Before leaving this movement, some briefer bouquets – horns bold and secure in the atmospheric opening; two ruthes rather than one, giving proper prominence to their dry, rattling crescendo; a perky bassoon march; a lovely diminuendo at the end. In the shadowy Scherzo, wailing clarinets, booming tuba, an eructating bassoon … Oramo working hard to make sure everything was audible; and again, an ending finely done. The second Nachtmusik was beautifully played at a flowing pace, with no self-indulgence, no expressive over-egging. Another lovely horn solo. And so to the finale’s explosion of timpani and the bright blaze of brass: still no sense of hurry, no attempt to force the music into some sort of coherence (asked during the interval broadcast how to make the symphony cohere, Oramo retorted ‘It’s not meant to be coherent’. Revealingly, he thought that in this work the focus should be not on Mahler the composer but on Mahler the conductor. ‘Embrace the sounds – physically grab them’).

Sakari Oramo conducts the BBC SO in Mahler’s Seventh Symphony © BBC/Chris Christodoulou

Some performances of this final movement find an all-pervading sense of irony; Oramo’s was genial, almost gemütlich, with a strong sense of play. Here again there was playing of great clarity and delicacy. The cowbells at the end were rather too discreet – the player could have taken inspiration from the lady splendidly belabouring the tubular bells – and the final chord was not quite a single detonation: but those are minor quibbles.

Is this the only way to play the fascinating Seventh? Of course not. Oramo’s interpretation, leaning to the Romantic rather than the Modernist, had an integrity of its own, achieved through fine conducting and playing. A last litmus test: in some performances of the finale I have felt the sooner it is over, the better. Here, I felt a genuine sadness that we were approaching the symphony’s end. Given the fraught circumstances and the last-minute change of symphony, the performance was almost miraculous. How hard this conductor and orchestra work! In a few days they play the Pejačević symphony, and, a few days later, Mahler’s other great open-air symphony, the Third. Hats off to them.

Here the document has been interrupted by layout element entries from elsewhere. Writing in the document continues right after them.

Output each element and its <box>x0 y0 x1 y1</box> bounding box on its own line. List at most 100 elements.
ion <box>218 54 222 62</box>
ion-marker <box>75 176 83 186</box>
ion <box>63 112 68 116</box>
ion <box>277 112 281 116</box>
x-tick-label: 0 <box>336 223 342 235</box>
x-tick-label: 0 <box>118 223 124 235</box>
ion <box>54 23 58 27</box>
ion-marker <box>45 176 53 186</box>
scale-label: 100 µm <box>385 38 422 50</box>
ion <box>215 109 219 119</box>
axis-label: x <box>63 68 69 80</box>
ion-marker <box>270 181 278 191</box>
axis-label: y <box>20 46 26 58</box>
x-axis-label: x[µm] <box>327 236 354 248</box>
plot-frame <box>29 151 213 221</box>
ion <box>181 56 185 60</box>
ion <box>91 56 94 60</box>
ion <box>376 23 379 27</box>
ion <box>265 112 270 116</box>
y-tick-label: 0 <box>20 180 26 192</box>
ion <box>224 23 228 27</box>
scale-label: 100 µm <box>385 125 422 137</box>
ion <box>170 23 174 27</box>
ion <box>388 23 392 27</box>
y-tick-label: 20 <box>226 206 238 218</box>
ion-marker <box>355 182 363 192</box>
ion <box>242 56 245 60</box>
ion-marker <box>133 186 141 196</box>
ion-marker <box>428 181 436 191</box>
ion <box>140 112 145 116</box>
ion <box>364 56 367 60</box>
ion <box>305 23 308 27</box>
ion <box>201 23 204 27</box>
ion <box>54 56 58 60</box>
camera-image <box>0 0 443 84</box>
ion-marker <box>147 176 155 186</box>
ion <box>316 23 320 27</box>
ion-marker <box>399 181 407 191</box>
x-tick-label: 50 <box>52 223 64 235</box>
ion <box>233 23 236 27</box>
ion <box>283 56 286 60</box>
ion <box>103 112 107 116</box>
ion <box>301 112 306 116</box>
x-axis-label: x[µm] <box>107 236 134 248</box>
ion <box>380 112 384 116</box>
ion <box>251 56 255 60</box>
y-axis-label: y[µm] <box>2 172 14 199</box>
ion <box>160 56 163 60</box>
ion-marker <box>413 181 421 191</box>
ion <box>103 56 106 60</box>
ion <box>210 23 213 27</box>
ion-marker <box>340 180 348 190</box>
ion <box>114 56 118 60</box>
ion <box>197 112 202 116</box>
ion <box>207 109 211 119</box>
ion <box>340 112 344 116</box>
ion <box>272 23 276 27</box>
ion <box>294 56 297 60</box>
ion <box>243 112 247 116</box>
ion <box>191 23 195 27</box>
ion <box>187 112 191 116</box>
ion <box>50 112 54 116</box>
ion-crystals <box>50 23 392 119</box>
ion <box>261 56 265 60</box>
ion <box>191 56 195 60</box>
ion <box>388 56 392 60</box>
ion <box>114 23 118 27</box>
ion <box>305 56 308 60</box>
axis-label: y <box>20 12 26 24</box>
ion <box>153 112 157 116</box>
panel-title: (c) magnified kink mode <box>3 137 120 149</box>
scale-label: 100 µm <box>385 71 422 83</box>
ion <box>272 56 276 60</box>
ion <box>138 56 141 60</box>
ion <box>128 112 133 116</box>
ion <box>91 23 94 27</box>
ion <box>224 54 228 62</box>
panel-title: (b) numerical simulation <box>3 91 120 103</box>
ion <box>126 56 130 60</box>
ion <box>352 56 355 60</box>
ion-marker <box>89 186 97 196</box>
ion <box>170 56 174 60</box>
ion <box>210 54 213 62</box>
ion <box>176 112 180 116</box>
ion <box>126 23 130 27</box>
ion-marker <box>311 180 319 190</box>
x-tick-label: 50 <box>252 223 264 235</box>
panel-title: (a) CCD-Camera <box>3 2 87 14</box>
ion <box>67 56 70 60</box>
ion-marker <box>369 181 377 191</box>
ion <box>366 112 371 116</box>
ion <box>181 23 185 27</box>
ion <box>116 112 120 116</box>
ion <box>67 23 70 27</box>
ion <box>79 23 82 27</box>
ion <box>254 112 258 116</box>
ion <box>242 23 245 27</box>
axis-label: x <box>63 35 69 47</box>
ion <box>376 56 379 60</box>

Last season, Petrenko and the Berliner Philharmoniker offered us the symphony on its own; here, in a substantial and demanding programme, it followed a performance of Berg’s Violin Concerto, with Leila Josefowicz as soloist. It was rivetingly done, unsparing in its Mahlerian depiction of the horror of illness and death, the fragility of life and love. The Bach chorale on the four clarinets brought balm, as always, but as a gateway to final repose: there was sweetness at the close, but no suggestion of transcendence. In parts of the first movement Josefowicz’s tone came close to being swamped by the orchestra, but her fine-grained playing held its own – even when she turned towards the orchestra, communing with the orchestral violins as much as with the audience. The brief crying of a child in the audience during a hushed passage was unexpectedly poignant. At the end, after an extended ovation, Josefowicz held the score aloft before giving us the Largo from Bach’s Third Sonata for Solo Violin, holding thousands in thrall to a single and beautiful thread of sound.